Posted on:1992-08-10Degree:Ph.DType:Dissertation
University:University of California, BerkeleyCandidate:Foglesong, David ScottFull Text:PDF
GTID:1476390014998445Subject:History
Abstract/Summary:
From the Bolshevik Revolution of November 1917 to the end of the Russian Civil War in 1920, the United States sought to encourage and support anti-Bolshevik movements through a variety of methods which evaded public scrutiny and avoided the need for Congressional appropriations.;President Woodrow Wilson refused to establish diplomatic relations with the Bolshevik regime. Instead, he signaled his hope for a restoration of democracy in Russia by continuing to recognize the Ambassador of the defunct Provisional Government, Boris Bakhmeteff.;U.S. officials arranged to use the Russian Embassy as a covert channel for aid to anti-Bolshevik armies. With American approval, Bakhmeteff was able to send many shipments of war supplies to anti-Bolshevik forces.;The U.S. also decided to give the British and French funds which they could transmit to Cossacks and White officers in southern Russia. British and American documents reveal that Wilson repeatedly reaffirmed his support for the plan and that U.S. representatives persistently struggled to provide the promised funds.;American diplomats and military attaches inside Soviet Russia organized intelligence-gathering networks which maintained contact with underground counterrevolutionaries, passed information to Allied agents, and conducted anti-Soviet sabotage. Thorough analysis of Soviet sources and unused American documents demonstrates that the U.S. "information services" gathered military intelligence about the Red Army, but were not directly involved in plots against Lenin.;Reluctant to interfere openly and directly in Russia, Wilson hesitated for months before he finally dispatched American troops to Archangel and Vladivostok in July 1918. In North Russia, U.S. soldiers fought on the front lines against the Red Army.
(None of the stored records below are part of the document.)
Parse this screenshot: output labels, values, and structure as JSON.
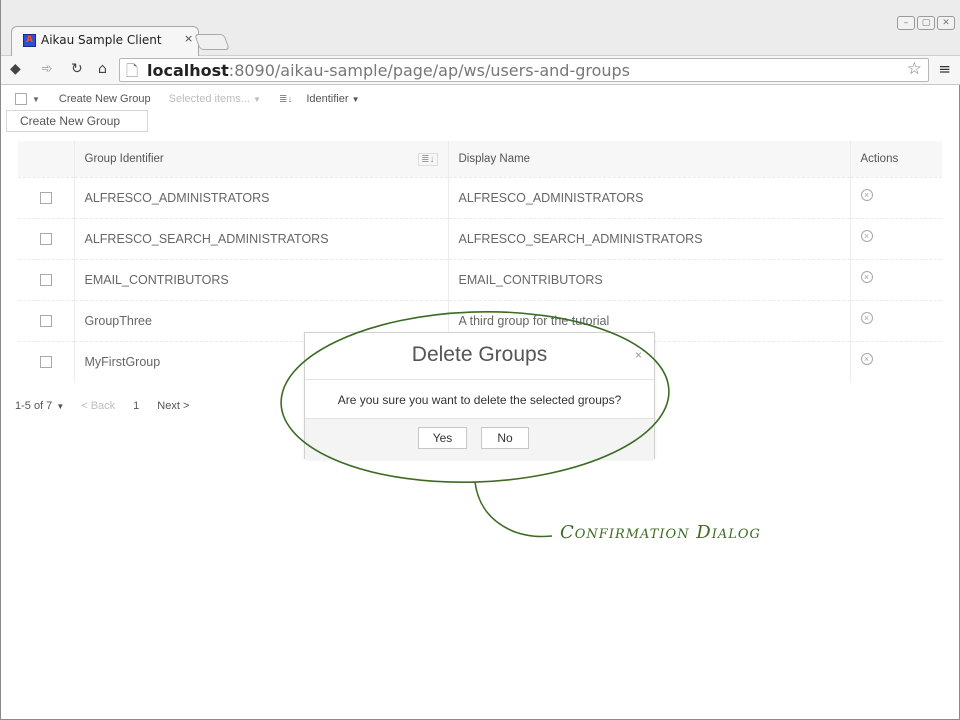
{
  "browser": {
    "tab_title": "Aikau Sample Client",
    "tab_close": "×",
    "favicon_letter": "A",
    "url_host": "localhost",
    "url_rest": ":8090/aikau-sample/page/ap/ws/users-and-groups",
    "icons": [
      "back-icon",
      "forward-icon",
      "reload-icon",
      "home-icon",
      "page-icon",
      "star-icon",
      "menu-icon"
    ]
  },
  "listbar": {
    "create_label": "Create New Group",
    "selected_label": "Selected items...",
    "sort_field": "Identifier",
    "caret": "▼"
  },
  "create_button": "Create New Group",
  "table": {
    "headers": [
      "",
      "Group Identifier",
      "Display Name",
      "Actions"
    ],
    "rows": [
      {
        "id": "ALFRESCO_ADMINISTRATORS",
        "display": "ALFRESCO_ADMINISTRATORS"
      },
      {
        "id": "ALFRESCO_SEARCH_ADMINISTRATORS",
        "display": "ALFRESCO_SEARCH_ADMINISTRATORS"
      },
      {
        "id": "EMAIL_CONTRIBUTORS",
        "display": "EMAIL_CONTRIBUTORS"
      },
      {
        "id": "GroupThree",
        "display": "A third group for the tutorial"
      },
      {
        "id": "MyFirstGroup",
        "display": ""
      }
    ]
  },
  "pager": {
    "range": "1-5 of 7",
    "back": "< Back",
    "page": "1",
    "next": "Next >"
  },
  "dialog": {
    "title": "Delete Groups",
    "close": "×",
    "message": "Are you sure you want to delete the selected groups?",
    "yes": "Yes",
    "no": "No"
  },
  "annotation": {
    "label": "Confirmation Dialog",
    "color": "#3d6b24"
  }
}
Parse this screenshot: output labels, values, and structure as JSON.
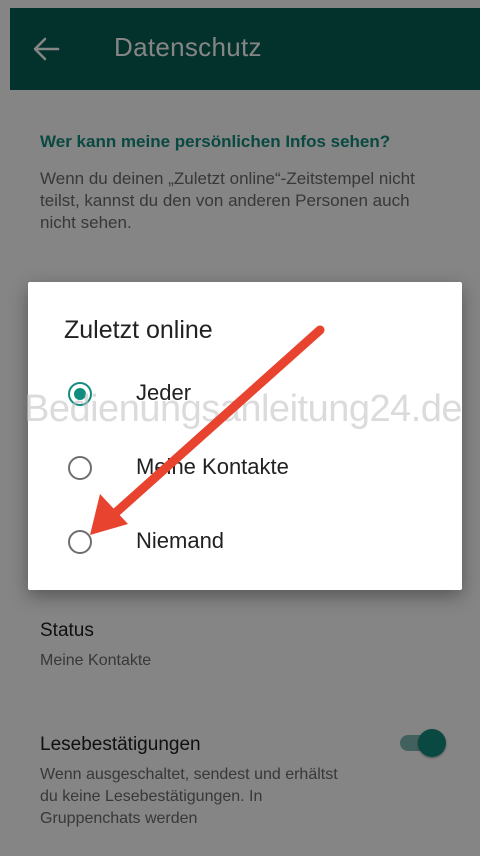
{
  "appbar": {
    "title": "Datenschutz",
    "back_icon": "arrow-back-icon",
    "background": "#075e54"
  },
  "privacy": {
    "section_header": "Wer kann meine persönlichen Infos sehen?",
    "section_description": "Wenn du deinen „Zuletzt online“-Zeitstempel nicht teilst, kannst du den von anderen Personen auch nicht sehen."
  },
  "settings": {
    "status": {
      "title": "Status",
      "value": "Meine Kontakte"
    },
    "read_receipts": {
      "title": "Lesebestätigungen",
      "description": "Wenn ausgeschaltet, sendest und erhältst du keine Lesebestätigungen. In Gruppenchats werden",
      "enabled": true
    }
  },
  "dialog": {
    "title": "Zuletzt online",
    "options": [
      {
        "label": "Jeder",
        "selected": true
      },
      {
        "label": "Meine Kontakte",
        "selected": false
      },
      {
        "label": "Niemand",
        "selected": false
      }
    ]
  },
  "watermark": "Bedienungsanleitung24.de",
  "colors": {
    "accent": "#128c7e",
    "arrow": "#e8432f",
    "scrim": "rgba(0,0,0,0.48)"
  }
}
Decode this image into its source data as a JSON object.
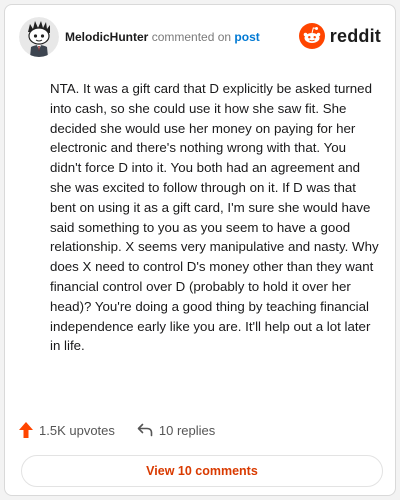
{
  "header": {
    "username": "MelodicHunter",
    "commented_text": "commented on",
    "post_link": "post",
    "brand_name": "reddit"
  },
  "comment": {
    "body": "NTA. It was a gift card that D explicitly be asked turned into cash, so she could use it how she saw fit. She decided she would use her money on paying for her electronic and there's nothing wrong with that. You didn't force D into it. You both had an agreement and she was excited to follow through on it. If D was that bent on using it as a gift card, I'm sure she would have said something to you as you seem to have a good relationship. X seems very manipulative and nasty. Why does X need to control D's money other than they want financial control over D (probably to hold it over her head)? You're doing a good thing by teaching financial independence early like you are. It'll help out a lot later in life."
  },
  "actions": {
    "upvotes_label": "1.5K upvotes",
    "replies_label": "10 replies"
  },
  "footer": {
    "view_comments_label": "View 10 comments"
  },
  "icons": {
    "avatar": "snoo-avatar-icon",
    "brand": "reddit-logo-icon",
    "upvote": "upvote-arrow-icon",
    "reply": "reply-arrow-icon"
  },
  "colors": {
    "username": "#1a1a1b",
    "post_link": "#0079d3",
    "brand_orange": "#ff4500",
    "upvote_arrow": "#ff4500",
    "view_comments_text": "#d93a00",
    "body_text": "#1a1a1b"
  }
}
The Siberian expeditionary force played a more indirect role in the Civil War, but by securing the railroad supply line from Vladivostok, it supported the White armies in western Siberia.;The Wilson Administration was never fully candid about the purposes of these expeditions. While Wilson was influenced by concerns which he stressed in public, such as protecting military stockpiles and aiding a Czech Legion, the military interventions can best be understood as efforts to make Russia safe for democracy and as parts of a war against Bolshevism.